Jessica J. Díaz es una poeta bastante más rara de lo que una lectura somera de alguna de sus líneas haría suponer. De articulación directa e intermitente, su trabajo esconde una hondura lírica difícil de definir. Los suyos son poemas aparentemente llanos, desprovistos de la manida retórica propia de lo que, en México, durante muchos años, se entendió como alta literatura. Pero el efecto que producen es singular. Pareciera que, tan pronto se materializan, los poemas comenzaran a rebatirse, engendrando variantes de sí mismos, entreverando trizas de otras conversaciones y lenguajes que cuestionan la materia de la que están hechos.
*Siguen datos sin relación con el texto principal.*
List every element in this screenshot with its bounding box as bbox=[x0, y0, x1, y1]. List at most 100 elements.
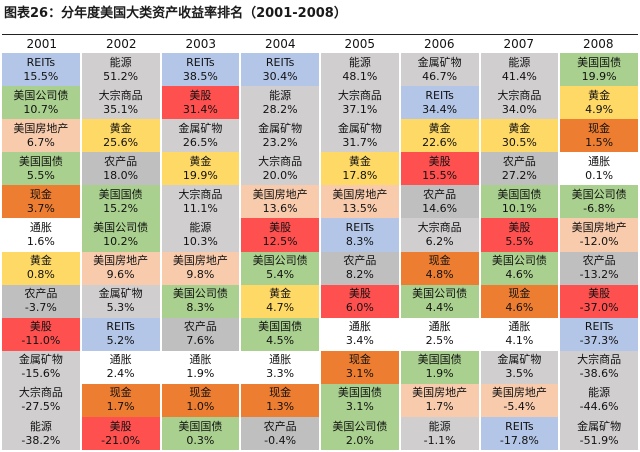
ranking-cell: 农产品 -13.2% bbox=[560, 251, 638, 285]
ranking-cell: 美股 12.5% bbox=[241, 218, 319, 252]
year-header: 2005 bbox=[344, 37, 376, 51]
return-value: 8.3% bbox=[186, 301, 215, 315]
return-value: 15.5% bbox=[422, 168, 458, 182]
asset-name: 美国国债 bbox=[258, 320, 303, 334]
asset-name: 美国国债 bbox=[497, 187, 542, 201]
ranking-cell: 农产品 27.2% bbox=[480, 152, 559, 186]
ranking-cell: 美国公司债 8.3% bbox=[161, 284, 240, 318]
asset-name: 美国公司债 bbox=[13, 88, 69, 102]
ranking-cell: 美国国债 5.5% bbox=[2, 152, 80, 186]
return-value: 0.1% bbox=[585, 168, 614, 182]
asset-name: 大宗商品 bbox=[417, 221, 462, 235]
asset-name: 大宗商品 bbox=[18, 386, 63, 400]
asset-name: 金属矿物 bbox=[417, 55, 462, 69]
return-value: 4.4% bbox=[425, 301, 454, 315]
year-header: 2007 bbox=[503, 37, 535, 51]
return-value: 19.9% bbox=[581, 69, 617, 83]
asset-name: 美股 bbox=[29, 320, 52, 334]
return-value: 13.5% bbox=[342, 201, 378, 215]
asset-name: 金属矿物 bbox=[577, 419, 622, 433]
return-value: 51.2% bbox=[103, 69, 139, 83]
ranking-cell: 通胀 1.9% bbox=[161, 350, 240, 384]
return-value: -13.2% bbox=[579, 268, 619, 282]
asset-name: REITs bbox=[345, 221, 375, 235]
return-value: 0.8% bbox=[26, 268, 55, 282]
return-value: -27.5% bbox=[21, 400, 61, 414]
asset-name: 美股 bbox=[588, 287, 611, 301]
ranking-cell: 美国国债 4.5% bbox=[241, 317, 319, 351]
ranking-cell: 金属矿物 26.5% bbox=[161, 119, 240, 153]
asset-name: 黄金 bbox=[428, 121, 451, 135]
ranking-cell: 能源 51.2% bbox=[81, 53, 160, 87]
return-value: -3.7% bbox=[24, 301, 57, 315]
year-header-row: 2001 2002 2003 2004 2005 2006 2007 2008 bbox=[2, 35, 638, 53]
return-value: 1.5% bbox=[585, 135, 614, 149]
return-value: 31.4% bbox=[182, 102, 218, 116]
ranking-cell: REITs 5.2% bbox=[81, 317, 160, 351]
return-value: 10.1% bbox=[501, 201, 537, 215]
asset-name: 现金 bbox=[269, 386, 292, 400]
ranking-cell: 大宗商品 -38.6% bbox=[560, 350, 638, 384]
return-value: -1.1% bbox=[423, 433, 456, 447]
return-value: 46.7% bbox=[422, 69, 458, 83]
asset-name: 美国公司债 bbox=[571, 187, 627, 201]
return-value: 2.4% bbox=[106, 367, 135, 381]
asset-name: 通胀 bbox=[508, 320, 531, 334]
ranking-cell: 大宗商品 20.0% bbox=[241, 152, 319, 186]
asset-name: 农产品 bbox=[343, 254, 377, 268]
return-value: 2.0% bbox=[345, 433, 374, 447]
return-value: 5.4% bbox=[266, 268, 295, 282]
year-header: 2008 bbox=[582, 37, 614, 51]
return-value: 4.9% bbox=[585, 102, 614, 116]
return-value: 9.6% bbox=[106, 268, 135, 282]
ranking-cell: 美股 31.4% bbox=[161, 86, 240, 120]
return-value: 0.3% bbox=[186, 433, 215, 447]
return-value: 38.5% bbox=[182, 69, 218, 83]
ranking-cell: 通胀 1.6% bbox=[2, 218, 80, 252]
asset-name: 美国国债 bbox=[98, 187, 143, 201]
return-value: 4.6% bbox=[505, 268, 534, 282]
asset-name: 大宗商品 bbox=[178, 187, 223, 201]
ranking-cell: 现金 1.0% bbox=[161, 383, 240, 418]
ranking-cell: 农产品 -0.4% bbox=[241, 417, 319, 451]
ranking-cell: 美国公司债 10.7% bbox=[2, 86, 80, 120]
return-value: 3.5% bbox=[505, 367, 534, 381]
return-value: 41.4% bbox=[501, 69, 537, 83]
asset-name: 大宗商品 bbox=[497, 88, 542, 102]
return-value: 5.3% bbox=[106, 301, 135, 315]
ranking-cell: 金属矿物 23.2% bbox=[241, 119, 319, 153]
return-value: 30.4% bbox=[262, 69, 298, 83]
ranking-cell: 美国房地产 13.5% bbox=[321, 185, 399, 219]
ranking-cell: 现金 3.1% bbox=[321, 350, 399, 384]
ranking-cell: 现金 4.6% bbox=[480, 284, 559, 318]
return-value: 2.5% bbox=[425, 334, 454, 348]
asset-name: 农产品 bbox=[582, 254, 616, 268]
ranking-cell: 美国公司债 5.4% bbox=[241, 251, 319, 285]
asset-name: REITs bbox=[186, 55, 215, 69]
asset-name: 通胀 bbox=[348, 320, 371, 334]
return-value: 26.5% bbox=[182, 135, 218, 149]
return-value: 10.7% bbox=[23, 102, 59, 116]
asset-name: REITs bbox=[584, 320, 614, 334]
asset-name: 大宗商品 bbox=[258, 154, 303, 168]
asset-name: 美国国债 bbox=[178, 419, 223, 433]
ranking-cell: 美国公司债 4.4% bbox=[400, 284, 479, 318]
asset-name: 美国房地产 bbox=[491, 386, 547, 400]
asset-name: 美国房地产 bbox=[412, 386, 468, 400]
return-value: -38.6% bbox=[579, 367, 619, 381]
return-value: 22.6% bbox=[422, 135, 458, 149]
ranking-cell: 美股 15.5% bbox=[400, 152, 479, 186]
asset-name: 能源 bbox=[29, 419, 52, 433]
return-value: 6.2% bbox=[425, 235, 454, 249]
asset-name: 金属矿物 bbox=[497, 353, 542, 367]
asset-name: 黄金 bbox=[348, 154, 371, 168]
asset-name: 现金 bbox=[588, 121, 611, 135]
ranking-cell: 金属矿物 -15.6% bbox=[2, 350, 80, 384]
return-value: 4.1% bbox=[505, 334, 534, 348]
ranking-cell: 黄金 30.5% bbox=[480, 119, 559, 153]
ranking-cell: REITs 8.3% bbox=[321, 218, 399, 252]
year-header: 2001 bbox=[26, 37, 58, 51]
year-header: 2006 bbox=[423, 37, 455, 51]
return-value: 3.1% bbox=[345, 400, 374, 414]
asset-name: 农产品 bbox=[423, 187, 457, 201]
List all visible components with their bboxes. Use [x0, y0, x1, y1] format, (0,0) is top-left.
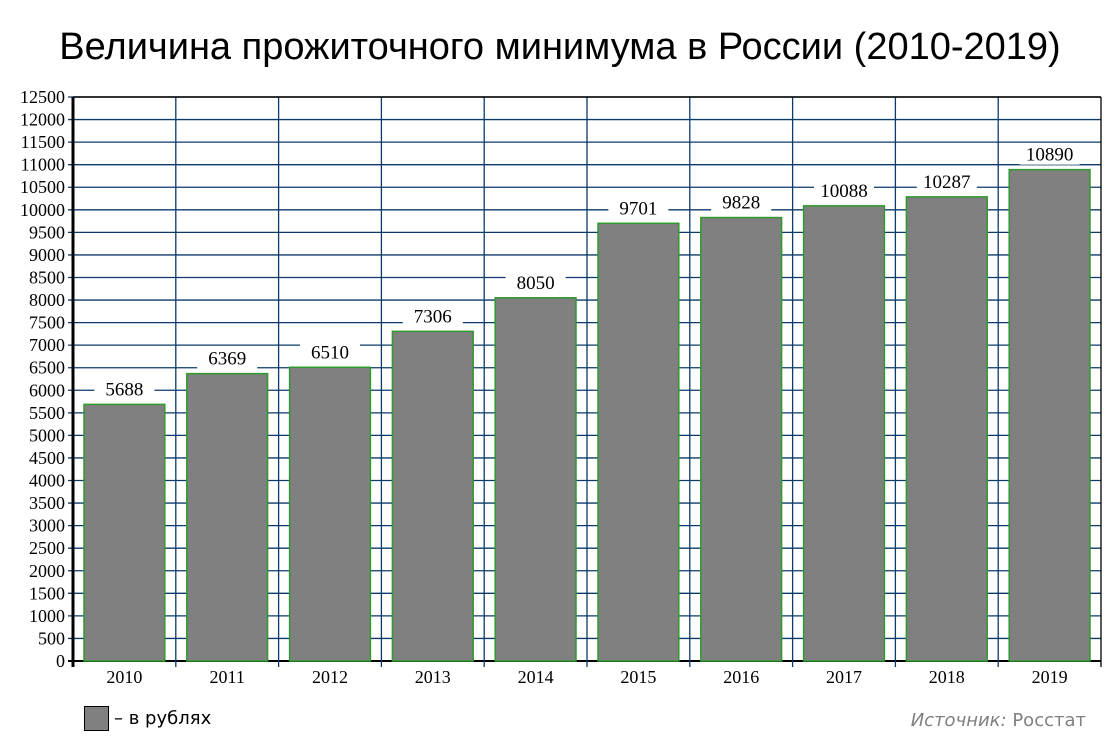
- data-label-bg: [1019, 144, 1080, 165]
- data-label: 7306: [414, 306, 452, 327]
- chart-title: Величина прожиточного минимума в России …: [59, 26, 1061, 68]
- x-tick-label: 2013: [415, 667, 451, 687]
- data-label: 9701: [619, 198, 657, 219]
- data-label: 5688: [105, 379, 143, 400]
- data-label: 9828: [722, 193, 760, 214]
- y-tick-label: 7500: [29, 313, 65, 333]
- data-label-bg: [608, 198, 669, 219]
- x-tick-label: 2018: [929, 667, 965, 687]
- y-tick-label: 4000: [29, 471, 65, 491]
- data-label: 10287: [923, 172, 971, 193]
- data-label-bg: [505, 272, 566, 293]
- y-tick-label: 9500: [29, 222, 65, 242]
- bar: [83, 403, 166, 662]
- y-tick-label: 9000: [29, 245, 65, 265]
- data-label: 8050: [517, 273, 555, 294]
- y-tick-label: 8000: [29, 290, 65, 310]
- x-tick-label: 2012: [312, 667, 348, 687]
- data-label: 10890: [1026, 145, 1074, 166]
- source-note: Источник: Росстат: [911, 710, 1086, 731]
- y-tick-label: 2000: [29, 561, 65, 581]
- y-tick-label: 6500: [29, 358, 65, 378]
- y-tick-label: 5000: [29, 425, 65, 445]
- y-tick-label: 11500: [21, 132, 65, 152]
- x-tick-label: 2011: [210, 667, 245, 687]
- bar: [700, 216, 783, 662]
- data-label-bg: [300, 342, 360, 363]
- x-tick-label: 2014: [518, 667, 554, 687]
- y-tick-label: 500: [38, 628, 65, 648]
- source-label: Источник:: [910, 710, 1007, 731]
- bar: [186, 372, 269, 662]
- y-tick-label: 0: [56, 651, 65, 671]
- legend-label: – в рублях: [114, 708, 212, 729]
- y-tick-label: 10000: [20, 200, 65, 220]
- data-label-bg: [916, 171, 977, 192]
- y-tick-label: 1000: [29, 606, 65, 626]
- y-tick-label: 12500: [20, 87, 65, 107]
- x-tick-label: 2015: [620, 667, 656, 687]
- x-tick-label: 2016: [723, 667, 759, 687]
- data-label-bg: [814, 180, 874, 201]
- data-label: 10088: [820, 181, 868, 202]
- bar: [905, 196, 988, 662]
- x-tick-label: 2010: [106, 667, 142, 687]
- y-tick-label: 10500: [20, 177, 65, 197]
- bar: [391, 330, 474, 662]
- data-label: 6369: [208, 349, 246, 370]
- legend-swatch: [84, 706, 109, 731]
- y-tick-label: 3000: [29, 516, 65, 536]
- y-tick-label: 8500: [29, 267, 65, 287]
- y-tick-label: 4500: [29, 448, 65, 468]
- y-tick-label: 12000: [20, 110, 65, 130]
- legend: – в рублях: [84, 706, 211, 731]
- bar: [1008, 168, 1091, 662]
- data-label-bg: [402, 306, 463, 327]
- y-tick-label: 5500: [29, 403, 65, 423]
- y-tick-label: 7000: [29, 335, 65, 355]
- y-tick-label: 1500: [29, 583, 65, 603]
- y-tick-label: 3500: [29, 493, 65, 513]
- bar: [597, 222, 680, 662]
- y-tick-label: 6000: [29, 380, 65, 400]
- data-label-bg: [197, 348, 258, 369]
- source-value: Росстат: [1006, 710, 1086, 731]
- x-tick-label: 2019: [1032, 667, 1068, 687]
- data-label-bg: [711, 192, 772, 213]
- data-label-bg: [94, 379, 155, 400]
- y-tick-label: 2500: [29, 538, 65, 558]
- data-label: 6510: [311, 342, 349, 363]
- bar: [802, 205, 886, 662]
- y-tick-label: 11000: [21, 155, 65, 175]
- bar: [494, 297, 577, 662]
- x-tick-label: 2017: [826, 667, 862, 687]
- bar: [288, 366, 372, 662]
En Happy Endings, su más reciente libro, hasta la afirmación más directa va siempre acompañada del tenue perfume verbal de la duda, la indecisión, la perplejidad. Los “hechos” se suponen y aceptan por el hecho de estar escritos con el desenfado y la franqueza de quien charla en un café, de quien redacta una nota íntima o se extravía en el flujo de la mente mientras dicta un telegrama imaginario. Pero es la agudeza lírica de Díaz, la excentricidad de su mirada, lo que separa a su trabajo de mucha de la poesía que voluntaria o involuntariamente ha emulado su dicción sin alcanzar su temperatura.
Es por ello que el uso que hace de tropos y arquetipos triviales se lee con esa mezcla de risa nerviosa, de tristeza y extrañeza, que producen los objetos raídos, desgastados por la mente o la lengua hasta que el uso los altera. Díaz los transforma en nuevos objetos verbales que rehúyen la nostalgia y el sentimentalismo de la confesión.
Cada tanto, Jessica Díaz garabatea un puñado de líneas cargadas de humor, de ternura, de aspereza, de incertidumbre. Las lee, las relee. Las deshace y rehace. Las desintegra y recupera. Es ese titubeo esencial el que lentamente ha venido delineando una de las voces más originales de la poesía mexicana de los últimos tiempos.